同機の建設が始まった1973年、アメリカは原発建設の最盛期を迎えていた。しかし、1979年のスリーマイル島での原発事故、1986年のチェルノブイリでの原発事故を受けて、アメリカの原子力産業は停止状態に。規制強化に伴って原発にかかる費用が急上昇し、TVAは経営破綻寸前まで追い込まれた。そのため、ワッツバー原子力発電所2号機の建設計画は、1980年代後半に一時中止となった。
しかし2000年代、環境規制の強化を受けて、石油や石炭などの化石燃料の代替として再び原子力が着目されるようになった。連邦政府のローン保証を用意して原発を推進したブッシュ政権の動きは「原子力ルネサンス」と呼称された。この潮流に乗り、TVAは2007年にワッツバー原子力発電所2号機の建設を再開。2011年に福島第一原子力発電所の事故が発生したことを受け、連邦政府の原子力発電規制当局である米原子力規制委員会は、原発設計に関し9ヶ所を修正し、そのうち2ヶ所は建設中のワッツバー原発2号機建設にも該当し、設計のやり直しがなされた。昨年末に2号機は米原子力規制委員会から40年間の運転許可を得、この日の完成に至った。

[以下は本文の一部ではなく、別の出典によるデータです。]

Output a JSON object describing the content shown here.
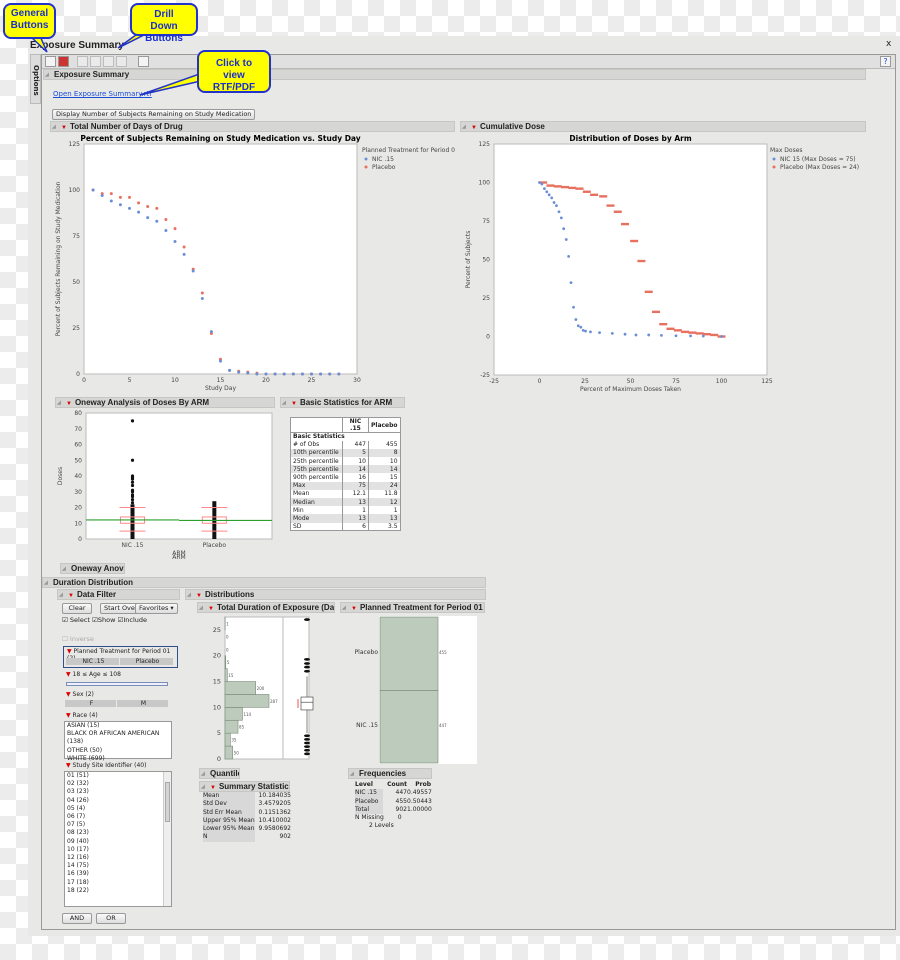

当初の予算をはるかに上回る47米ドル(約4,900億円)という費用を要したワッツバー原子力発電所2号機だが、TVAは同機が今後40年以上にわたって低コストで環境負荷の低い電力を供給するとしている。同発電所の2機によって発電される電力は、アメリカ南部複数州の130万世帯分にあたる予定。
米国では、福島第一原子力発電所事故の後も、原子力発電所は稼働を続けているものの、ここ20年間で原子力発電の新規稼働はなく、原子力発電割合は20%に留まっていた。運営主体のTVAは、原発稼働により温室効果ガス削減効果が期待できるとしている。